Uncovering miRNA-mRNA Regulatory Networks Related to Olaparib Resistance and Resensitization of BRCA2MUT Ovarian Cancer PEO1-OR Cells with the ATR/CHK1 Pathway Inhibitors

Affiliations

Uncovering miRNA-mRNA Regulatory Networks Related to Olaparib Resistance and Resensitization of BRCA2MUT Ovarian Cancer PEO1-OR Cells with the ATR/CHK1 Pathway Inhibitors

Łukasz Biegała et al. Cells. .

Abstract

Resistance to olaparib is the major obstacle in targeted therapy for ovarian cancer (OC) with poly(ADP-ribose) polymerase inhibitors (PARPis), prompting studies on novel combination therapies to enhance olaparib efficacy. Despite identifying various mechanisms, understanding how OC cells acquire PARPi resistance remains incomplete. This study investigated microRNA (miRNA) expression in olaparib-sensitive (PEO1, PEO4) and previously established olaparib-resistant OC cell lines (PEO1-OR) using high-throughput RT-qPCR and bioinformatic analyses. The role of miRNAs was explored regarding acquired resistance and resensitization with the ATR/CHK1 pathway inhibitors. Differentially expressed miRNAs were used to construct miRNA-mRNA regulatory networks and perform functional enrichment analyses for target genes with miRNet 2.0. TCGA-OV dataset was analyzed to explore the prognostic value of selected miRNAs and target genes in clinical samples.
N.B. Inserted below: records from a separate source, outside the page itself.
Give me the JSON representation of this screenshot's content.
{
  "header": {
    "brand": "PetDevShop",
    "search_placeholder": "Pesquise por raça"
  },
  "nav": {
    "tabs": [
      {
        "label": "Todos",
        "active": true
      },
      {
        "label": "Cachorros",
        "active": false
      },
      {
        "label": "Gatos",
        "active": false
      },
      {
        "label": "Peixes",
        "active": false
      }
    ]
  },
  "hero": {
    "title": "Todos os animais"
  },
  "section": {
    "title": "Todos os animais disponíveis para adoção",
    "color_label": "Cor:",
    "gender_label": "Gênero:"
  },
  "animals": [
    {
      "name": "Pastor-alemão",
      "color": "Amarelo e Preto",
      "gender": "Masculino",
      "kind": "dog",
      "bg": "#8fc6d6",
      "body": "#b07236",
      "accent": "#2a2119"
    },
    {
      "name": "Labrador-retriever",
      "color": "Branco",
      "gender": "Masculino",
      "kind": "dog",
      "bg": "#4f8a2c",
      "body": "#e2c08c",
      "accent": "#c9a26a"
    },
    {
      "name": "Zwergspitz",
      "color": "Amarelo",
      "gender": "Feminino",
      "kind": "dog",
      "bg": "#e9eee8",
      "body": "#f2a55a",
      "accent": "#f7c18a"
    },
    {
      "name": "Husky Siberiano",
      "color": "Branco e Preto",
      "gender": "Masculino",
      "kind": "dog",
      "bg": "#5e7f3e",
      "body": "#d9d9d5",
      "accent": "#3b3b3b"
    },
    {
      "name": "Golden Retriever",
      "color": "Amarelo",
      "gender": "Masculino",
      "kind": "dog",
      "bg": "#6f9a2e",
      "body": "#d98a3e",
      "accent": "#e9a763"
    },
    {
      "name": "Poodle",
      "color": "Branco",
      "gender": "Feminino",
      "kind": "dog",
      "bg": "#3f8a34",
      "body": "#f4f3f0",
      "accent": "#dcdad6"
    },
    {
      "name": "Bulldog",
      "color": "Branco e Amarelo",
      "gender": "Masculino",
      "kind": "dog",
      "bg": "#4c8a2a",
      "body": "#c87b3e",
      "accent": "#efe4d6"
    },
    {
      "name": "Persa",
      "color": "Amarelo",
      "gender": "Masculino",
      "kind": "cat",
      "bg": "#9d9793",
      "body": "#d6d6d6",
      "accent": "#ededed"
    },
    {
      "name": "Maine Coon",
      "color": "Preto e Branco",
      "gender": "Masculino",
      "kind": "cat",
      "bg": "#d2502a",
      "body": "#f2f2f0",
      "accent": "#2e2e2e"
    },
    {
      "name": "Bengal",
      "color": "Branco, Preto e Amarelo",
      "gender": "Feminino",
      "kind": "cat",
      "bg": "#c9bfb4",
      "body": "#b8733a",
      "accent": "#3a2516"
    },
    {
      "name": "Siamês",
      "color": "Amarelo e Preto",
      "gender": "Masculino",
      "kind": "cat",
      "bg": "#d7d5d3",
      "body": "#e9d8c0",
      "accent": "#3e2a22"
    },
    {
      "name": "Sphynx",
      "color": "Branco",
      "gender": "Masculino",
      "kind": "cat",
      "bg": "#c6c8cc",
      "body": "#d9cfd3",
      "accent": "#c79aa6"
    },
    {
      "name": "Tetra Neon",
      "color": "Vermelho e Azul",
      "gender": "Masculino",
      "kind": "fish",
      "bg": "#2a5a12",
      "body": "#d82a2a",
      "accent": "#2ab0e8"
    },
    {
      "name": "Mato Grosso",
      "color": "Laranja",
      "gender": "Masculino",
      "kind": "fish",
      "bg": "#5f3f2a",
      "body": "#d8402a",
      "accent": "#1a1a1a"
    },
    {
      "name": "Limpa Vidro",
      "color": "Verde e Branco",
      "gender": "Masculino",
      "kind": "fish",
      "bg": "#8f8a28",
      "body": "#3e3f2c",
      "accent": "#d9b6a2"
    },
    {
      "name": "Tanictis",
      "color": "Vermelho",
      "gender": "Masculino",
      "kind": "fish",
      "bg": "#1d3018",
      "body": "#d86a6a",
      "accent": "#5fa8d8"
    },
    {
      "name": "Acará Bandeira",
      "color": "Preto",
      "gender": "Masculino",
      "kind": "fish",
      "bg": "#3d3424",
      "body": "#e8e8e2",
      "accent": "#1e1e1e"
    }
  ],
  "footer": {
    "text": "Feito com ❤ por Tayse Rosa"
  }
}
We identified potential processes associated with olaparib resistance, including cell proliferation, migration, cell cycle, and growth factor signaling. Resensitized PEO1-OR cells were enriched in growth factor signaling via PDGF, EGFR, FGFR1, VEGFR2, and TGFβR, regulation of the cell cycle via the G2/M checkpoint, and caspase-mediated apoptosis. Antibody microarray analysis confirmed dysregulated growth factor expression. The addition of the ATR/CHK1 pathway inhibitors to olaparib downregulated FGF4, FGF6, NT-4, PLGF, and TGFβ1 exclusively in PEO1-OR cells. Survival and differential expression analyses for serous OC patients revealed prognostic miRNAs likely associated with olaparib resistance (miR-99b-5p, miR-424-3p, and miR-505-5p) and resensitization to olaparib (miR-324-5p and miR-424-3p). Essential miRNA-mRNA interactions were reconstructed based on prognostic miRNAs and target genes. In conclusion, our data highlight distinct miRNA profiles in olaparib-sensitive and olaparib-resistant cells, offering molecular insights into overcoming resistance with the ATR/CHK1 inhibitors in OC. Moreover, some miRNAs might serve as potential predictive signature molecules of resistance and therapeutic response.

Keywords: ATR/CHK1 pathway; TCGA data; bioinformatics; combination therapy; growth factors; miRNA profiling; olaparib; ovarian cancer; resistance.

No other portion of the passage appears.